Regulieren, kontrollieren: Experten warnen vor einem Verbot von E-Zigaretten und Vapes, das den Schwarzmarkt befeuern und Nutzer zu gefährlicheren illegalen Produkten treiben könnte
Zusammenfassung
Experten für öffentliche Gesundheit und Kriminologie, die an einem von DayakDaily organisierten Dialog über illegale Handelsströme in Kuching teilnahmen, argumentieren, dass die Regulierung und Kontrolle von E-Zigaretten und Vapes sicherer und wirksamer ist als ein pauschales Verbot. Sie erläutern, dass Verbrennung — nicht Nikotin — die Hauptursache für rauchbedingte Krankheiten ist, weshalb rauchfreie Alternativen wie erhitzte Tabakerzeugnisse, Snus und regulierte E-Zigaretten eine praktische Strategie zur Schadensminderung darstellen, wie sie in Großbritannien, Japan und Schweden angewendet werden. In Malaysia führen jedoch schwache Regulierungen und unzureichende Produkttests dazu, dass Nutzer illegalen Vapes ausgesetzt sind, die gefährliche Substanzen wie Fentanyl sowie Nikotin in unbekannter Konzentration enthalten können. Die Experten warnen, dass Verbote Nutzer zu billigeren, unregulierten illegalen Zigaretten treiben und den Schwarzmarkt vergrößern könnten, wie die fortgesetzte Verfügbarkeit illegaler Tabakwaren und Glücksspielangebote trotz bestehender Verbote zeigt.
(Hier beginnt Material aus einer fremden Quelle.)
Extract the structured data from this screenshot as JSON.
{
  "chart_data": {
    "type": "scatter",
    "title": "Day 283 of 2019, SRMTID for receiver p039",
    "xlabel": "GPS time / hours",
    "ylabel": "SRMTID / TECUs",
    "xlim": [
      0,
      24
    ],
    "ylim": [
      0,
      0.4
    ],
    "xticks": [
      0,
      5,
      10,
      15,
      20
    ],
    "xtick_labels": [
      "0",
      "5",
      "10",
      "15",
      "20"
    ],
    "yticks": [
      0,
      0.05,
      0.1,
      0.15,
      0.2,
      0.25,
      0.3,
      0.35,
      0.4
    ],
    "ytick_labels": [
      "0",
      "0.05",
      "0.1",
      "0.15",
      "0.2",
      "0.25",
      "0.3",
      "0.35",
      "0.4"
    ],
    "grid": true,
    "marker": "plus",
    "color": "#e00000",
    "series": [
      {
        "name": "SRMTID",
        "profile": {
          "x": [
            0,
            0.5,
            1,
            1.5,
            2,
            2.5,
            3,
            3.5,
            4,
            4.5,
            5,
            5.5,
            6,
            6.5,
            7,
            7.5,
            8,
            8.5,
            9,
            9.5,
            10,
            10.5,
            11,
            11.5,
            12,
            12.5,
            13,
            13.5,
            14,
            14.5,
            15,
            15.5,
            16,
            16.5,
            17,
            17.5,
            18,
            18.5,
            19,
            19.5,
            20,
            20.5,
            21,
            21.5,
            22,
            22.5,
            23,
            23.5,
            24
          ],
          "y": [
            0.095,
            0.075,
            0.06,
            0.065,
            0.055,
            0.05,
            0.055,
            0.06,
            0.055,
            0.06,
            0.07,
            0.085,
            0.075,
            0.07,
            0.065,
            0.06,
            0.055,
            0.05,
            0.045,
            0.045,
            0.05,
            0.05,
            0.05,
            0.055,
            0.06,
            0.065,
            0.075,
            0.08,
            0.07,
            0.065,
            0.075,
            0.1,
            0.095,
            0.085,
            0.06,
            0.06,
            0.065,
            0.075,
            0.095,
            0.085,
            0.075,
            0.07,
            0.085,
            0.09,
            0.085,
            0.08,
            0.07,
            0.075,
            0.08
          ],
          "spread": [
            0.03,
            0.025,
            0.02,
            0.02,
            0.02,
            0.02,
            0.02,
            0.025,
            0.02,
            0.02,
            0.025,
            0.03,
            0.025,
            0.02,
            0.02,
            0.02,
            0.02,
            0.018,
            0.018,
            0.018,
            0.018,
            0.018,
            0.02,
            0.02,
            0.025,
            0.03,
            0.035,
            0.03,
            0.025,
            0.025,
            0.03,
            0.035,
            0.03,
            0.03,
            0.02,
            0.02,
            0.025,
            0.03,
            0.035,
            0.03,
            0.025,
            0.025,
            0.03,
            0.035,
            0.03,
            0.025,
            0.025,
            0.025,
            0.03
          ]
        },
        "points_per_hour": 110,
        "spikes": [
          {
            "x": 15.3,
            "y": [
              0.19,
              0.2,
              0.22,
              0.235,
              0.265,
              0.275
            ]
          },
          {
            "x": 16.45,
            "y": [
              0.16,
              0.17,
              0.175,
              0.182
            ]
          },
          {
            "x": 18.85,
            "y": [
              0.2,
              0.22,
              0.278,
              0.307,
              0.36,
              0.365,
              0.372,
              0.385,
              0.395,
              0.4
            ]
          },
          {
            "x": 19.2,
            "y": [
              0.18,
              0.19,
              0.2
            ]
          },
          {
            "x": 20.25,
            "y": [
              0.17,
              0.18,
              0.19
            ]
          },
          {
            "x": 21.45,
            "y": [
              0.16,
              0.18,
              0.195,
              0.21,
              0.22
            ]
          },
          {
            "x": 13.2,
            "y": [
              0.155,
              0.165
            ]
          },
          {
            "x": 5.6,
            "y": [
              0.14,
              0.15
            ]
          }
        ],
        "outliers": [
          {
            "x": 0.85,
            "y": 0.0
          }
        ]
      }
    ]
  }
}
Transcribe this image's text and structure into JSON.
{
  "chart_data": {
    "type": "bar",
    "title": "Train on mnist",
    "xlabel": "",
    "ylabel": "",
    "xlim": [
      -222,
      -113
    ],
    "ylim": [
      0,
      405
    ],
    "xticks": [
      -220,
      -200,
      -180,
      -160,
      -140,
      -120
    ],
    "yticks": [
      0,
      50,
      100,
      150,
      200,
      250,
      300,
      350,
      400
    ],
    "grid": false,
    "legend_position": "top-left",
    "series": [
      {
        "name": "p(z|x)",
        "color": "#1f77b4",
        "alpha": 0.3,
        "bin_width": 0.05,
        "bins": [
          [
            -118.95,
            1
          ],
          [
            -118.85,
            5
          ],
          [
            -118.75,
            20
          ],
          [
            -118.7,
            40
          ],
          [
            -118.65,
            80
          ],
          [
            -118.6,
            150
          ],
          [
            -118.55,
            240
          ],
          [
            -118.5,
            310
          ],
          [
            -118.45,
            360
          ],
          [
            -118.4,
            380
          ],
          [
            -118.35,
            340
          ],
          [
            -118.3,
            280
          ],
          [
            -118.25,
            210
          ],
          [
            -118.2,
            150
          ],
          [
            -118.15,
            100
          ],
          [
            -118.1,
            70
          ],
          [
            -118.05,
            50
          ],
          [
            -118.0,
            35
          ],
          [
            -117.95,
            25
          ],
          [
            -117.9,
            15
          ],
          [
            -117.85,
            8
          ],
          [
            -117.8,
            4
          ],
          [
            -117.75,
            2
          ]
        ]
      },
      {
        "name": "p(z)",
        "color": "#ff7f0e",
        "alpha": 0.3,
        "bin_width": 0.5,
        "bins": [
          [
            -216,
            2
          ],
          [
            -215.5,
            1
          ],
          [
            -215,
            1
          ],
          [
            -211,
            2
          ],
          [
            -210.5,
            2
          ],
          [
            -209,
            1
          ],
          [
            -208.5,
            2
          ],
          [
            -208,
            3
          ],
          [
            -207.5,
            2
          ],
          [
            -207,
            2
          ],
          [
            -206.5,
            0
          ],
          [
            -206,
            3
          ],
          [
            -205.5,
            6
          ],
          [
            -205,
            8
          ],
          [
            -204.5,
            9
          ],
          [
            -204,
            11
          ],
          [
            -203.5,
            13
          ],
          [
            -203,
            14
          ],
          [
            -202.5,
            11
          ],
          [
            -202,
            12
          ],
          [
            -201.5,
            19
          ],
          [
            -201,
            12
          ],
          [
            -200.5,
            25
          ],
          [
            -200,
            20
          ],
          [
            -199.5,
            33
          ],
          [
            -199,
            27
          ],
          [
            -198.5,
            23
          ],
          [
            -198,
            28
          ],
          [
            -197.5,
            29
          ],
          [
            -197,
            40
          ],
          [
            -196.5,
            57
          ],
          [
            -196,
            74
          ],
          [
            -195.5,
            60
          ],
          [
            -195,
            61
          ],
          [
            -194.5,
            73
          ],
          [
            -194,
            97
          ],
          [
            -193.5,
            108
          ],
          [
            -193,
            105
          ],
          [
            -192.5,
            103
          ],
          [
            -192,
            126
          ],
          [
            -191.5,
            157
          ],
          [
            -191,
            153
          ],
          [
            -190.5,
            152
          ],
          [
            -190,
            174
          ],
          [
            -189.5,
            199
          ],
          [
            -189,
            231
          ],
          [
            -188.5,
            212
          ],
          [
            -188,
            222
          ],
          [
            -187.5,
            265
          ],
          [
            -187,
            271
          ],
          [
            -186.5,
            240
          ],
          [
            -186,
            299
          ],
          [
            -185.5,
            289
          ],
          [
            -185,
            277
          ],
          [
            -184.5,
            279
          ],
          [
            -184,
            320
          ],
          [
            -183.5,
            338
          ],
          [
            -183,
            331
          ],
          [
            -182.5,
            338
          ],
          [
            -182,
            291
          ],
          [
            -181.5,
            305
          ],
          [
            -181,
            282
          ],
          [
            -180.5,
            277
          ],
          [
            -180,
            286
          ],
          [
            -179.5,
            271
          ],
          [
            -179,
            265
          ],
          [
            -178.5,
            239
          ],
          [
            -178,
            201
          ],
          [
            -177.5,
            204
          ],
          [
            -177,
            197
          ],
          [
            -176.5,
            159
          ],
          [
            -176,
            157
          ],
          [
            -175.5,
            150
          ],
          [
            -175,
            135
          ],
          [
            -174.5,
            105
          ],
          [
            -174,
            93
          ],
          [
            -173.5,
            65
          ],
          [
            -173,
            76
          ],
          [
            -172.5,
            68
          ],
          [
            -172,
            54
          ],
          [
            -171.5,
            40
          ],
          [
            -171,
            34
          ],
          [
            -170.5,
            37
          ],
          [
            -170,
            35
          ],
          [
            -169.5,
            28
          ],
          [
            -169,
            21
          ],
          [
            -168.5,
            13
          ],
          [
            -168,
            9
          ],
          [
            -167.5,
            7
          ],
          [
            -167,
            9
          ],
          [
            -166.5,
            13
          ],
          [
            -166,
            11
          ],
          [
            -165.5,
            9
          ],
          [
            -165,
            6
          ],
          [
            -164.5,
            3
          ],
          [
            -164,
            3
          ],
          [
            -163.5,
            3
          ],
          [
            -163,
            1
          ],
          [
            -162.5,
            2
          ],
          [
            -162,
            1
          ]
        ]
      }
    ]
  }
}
Malaysia verliert bereits erhebliche Steuereinnahmen und gibt viel für Strafverfolgung aus, mit begrenztem Erfolg; eine Kriminalisierung von Nutzern wird ohne Berücksichtigung realen menschlichen Verhaltens kaum greifen. Stattdessen empfehlen sie, die Durchsetzung zu stärken, Produktsicherheit und Kennzeichnung sicherzustellen, die Raucherentwöhnung zu unterstützen und evidenzbasierte Regulierung einzuführen, um Gesundheitsschäden zu reduzieren und illegale Handelsströme zu begrenzen.